Residents in Wakefield could save up to £300 a year on their energy bills, once they are able to switch to a cheaper, not-for-profit tariff.
Wakefield Council has approved plans to give households in the district access to the White Rose Scheme, which was set up by the local authority in Leeds.
Already available in Bradford and Halifax, White Rose is legally bound to offer consistently low prices to consumers. Any profit it makes is reinvested into environmental projects.
It is hoped that the move will reduce the proportion of homes in Wakefield which are classed as being in fuel poverty, a figure which currently stands at 40 per cent, the national average is 33 per cent.

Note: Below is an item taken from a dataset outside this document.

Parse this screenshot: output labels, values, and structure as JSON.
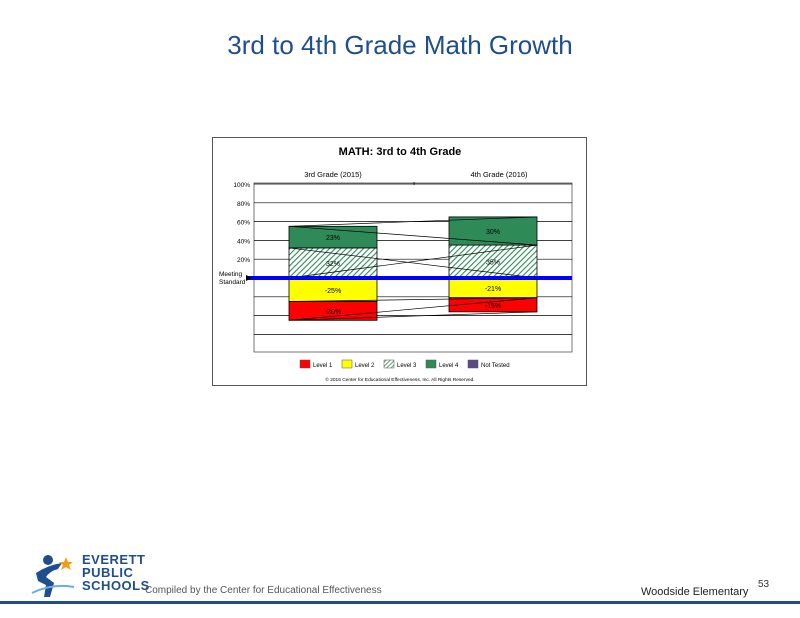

It follows the success of a project in Castleford, where some of the town’s old terraced properties in the Wilson Street were given free cavity wall insulation to help cut bills.
Speaking at a Cabinet meeting on Tuesday, deputy council leader Denise Jeffery said: “This is really important for the citizens of Wakefield.
“We’re going to tap into Leeds City Council’s White Rose Scheme. What it will mean for residents is reducing fuel poverty across the district.
“We’ve had a pilot scheme in Castleford dealing with cavity wall insulation. That’s going to be extended and that’s made a huge difference.”
The plans were unanimously backed by senior councillors.
Transport portfolio holder Matthew Morley said: “As you go around the district fuel poverty is one of the biggest things that you see around this area, and you see the problems people have just keeping warm in winter.
“What’s happened in Castleford is absolutely fantastic. I live in the local area there. It’s wonderful to see how the most vulnerable people in our society are being helped by this.”
The scheme will go hand in hand with the council’s pledge to slash the city’s carbon dioxide emissions by 2050.
Households will be given more information about how to switch their supplier at a later date.